There is lots still to be done, and Gordon Brown has correctly identified these priorities. If only he could make the action match the words. If only.

Main Points

GROWTH FORECAST REDUCED

Growth forecast for 1999-2000 cut to between 1 and 1.5 per cent rising to between 2.75 and 3.25 per cent in 2001-2002. Inflation forecast to stay on target at 2.5 per cent. Current account surplus of pounds 33bn forecast over next five years allowing Chancellor to meet "golden rule" of borrowing only to invest.

BACKING FOR ENTREPRENEURS

Range of measures being examined, including reduction in small firms' Corporation Tax, doubling of employee share ownership and making bank finance easier to obtain. Also review of planning laws, 20 per cent increase in Office of Fair Trading's budget, merger of Inland Revenue and Contributions Agency.

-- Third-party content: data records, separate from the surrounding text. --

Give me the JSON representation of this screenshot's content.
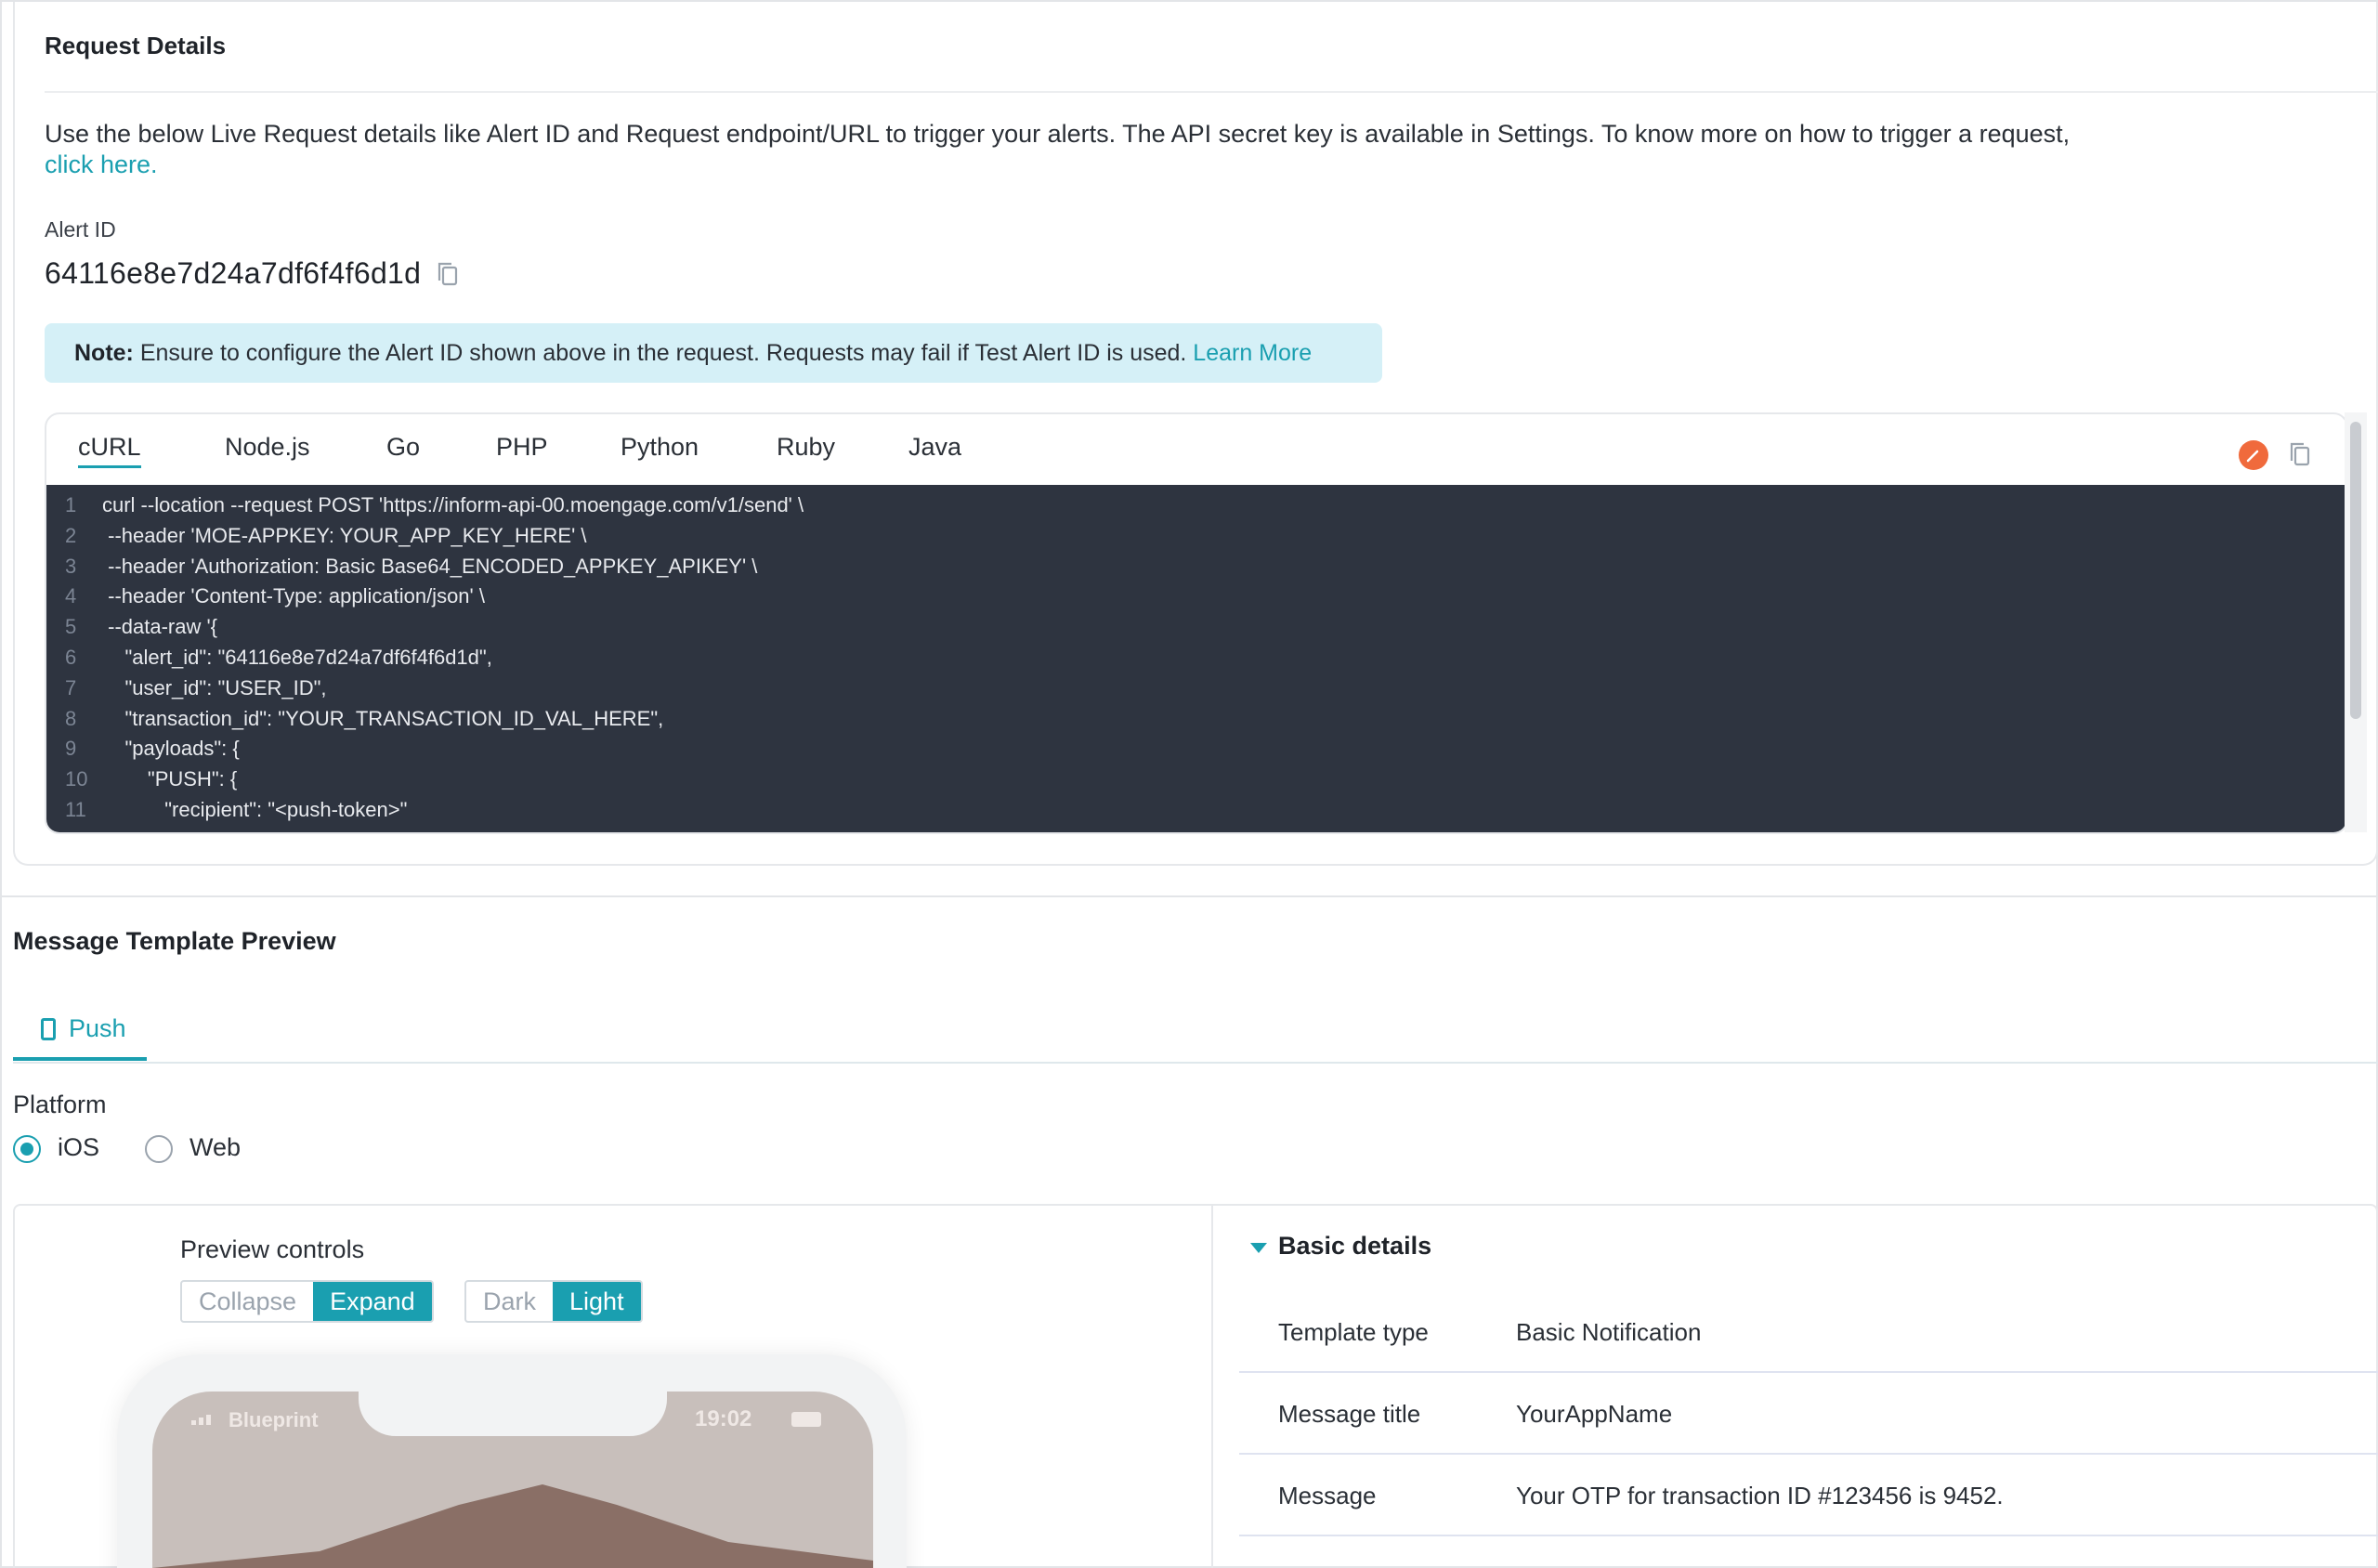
{
  "request": {
    "title": "Request Details",
    "description": "Use the below Live Request details like Alert ID and Request endpoint/URL to trigger your alerts. The API secret key is available in Settings. To know more on how to trigger a request,",
    "link": "click here.",
    "alert_id_label": "Alert ID",
    "alert_id": "64116e8e7d24a7df6f4f6d1d",
    "note_bold": "Note:",
    "note_text": " Ensure to configure the Alert ID shown above in the request. Requests may fail if Test Alert ID is used. ",
    "note_link": "Learn More"
  },
  "code": {
    "tabs": [
      "cURL",
      "Node.js",
      "Go",
      "PHP",
      "Python",
      "Ruby",
      "Java"
    ],
    "active_tab": "cURL",
    "lines": [
      {
        "n": "1",
        "text": "curl --location --request POST 'https://inform-api-00.moengage.com/v1/send' \\"
      },
      {
        "n": "2",
        "text": " --header 'MOE-APPKEY: YOUR_APP_KEY_HERE' \\"
      },
      {
        "n": "3",
        "text": " --header 'Authorization: Basic Base64_ENCODED_APPKEY_APIKEY' \\"
      },
      {
        "n": "4",
        "text": " --header 'Content-Type: application/json' \\"
      },
      {
        "n": "5",
        "text": " --data-raw '{"
      },
      {
        "n": "6",
        "text": "    \"alert_id\": \"64116e8e7d24a7df6f4f6d1d\","
      },
      {
        "n": "7",
        "text": "    \"user_id\": \"USER_ID\","
      },
      {
        "n": "8",
        "text": "    \"transaction_id\": \"YOUR_TRANSACTION_ID_VAL_HERE\","
      },
      {
        "n": "9",
        "text": "    \"payloads\": {"
      },
      {
        "n": "10",
        "text": "        \"PUSH\": {"
      },
      {
        "n": "11",
        "text": "           \"recipient\": \"<push-token>\""
      }
    ],
    "colors": {
      "background": "#2e3440",
      "accent": "#1a9fb0",
      "edit": "#f06a3c"
    }
  },
  "preview": {
    "title": "Message Template Preview",
    "channel_tab": "Push",
    "platform_label": "Platform",
    "platforms": [
      {
        "label": "iOS",
        "selected": true
      },
      {
        "label": "Web",
        "selected": false
      }
    ],
    "controls_label": "Preview controls",
    "size_toggle": {
      "options": [
        "Collapse",
        "Expand"
      ],
      "selected": "Expand"
    },
    "theme_toggle": {
      "options": [
        "Dark",
        "Light"
      ],
      "selected": "Light"
    },
    "phone": {
      "carrier": "Blueprint",
      "time": "19:02"
    }
  },
  "details": {
    "title": "Basic details",
    "rows": [
      {
        "key": "Template type",
        "value": "Basic Notification"
      },
      {
        "key": "Message title",
        "value": "YourAppName"
      },
      {
        "key": "Message",
        "value": "Your OTP for transaction ID #123456 is 9452."
      }
    ]
  }
}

BOOST FOR WELFARE AND HEALTH

Extra pounds 250m for the NHS this winter. Minimum income of pounds 117 a week for a pensioner couple. Disability income guarantee of pounds 150 minimum weekly wage for single disabled person moving into work and pounds 220 for disabled parent. Childcare tax credit extended to cover all children up to 14.

FRESH WORK AND TAX INCENTIVES

Additional 60,000 places for long-term unemployed under New Deal. Minimum income guarantee for low-paid families raised to pounds 190 a week. Tax cut of pounds 66 a year for all employees through national insurance changes. Commitment to introduce 10p starting rate of tax remains.

TAX BREAKS FOR R&D SPENDING

Extra pounds 250m to train teenagers. Tax breaks for firms seconding staff to schools and colleges. pounds 25m to create eight new Institutes of Enterprise in universities. Further private-public partnerships to commercialise scientific inventions. Tax credits for small firms to invest in research and development.

CUT IN CLEAN CAR DUTIES

Consideration of an energy tax on industry to help to cut greenhouse gas emissions.

Consultation on the proposal for a pounds 50 reduction, from the current pounds 150 flat rate, in vehicle excise duty for the smallest and most environmentally efficient cars.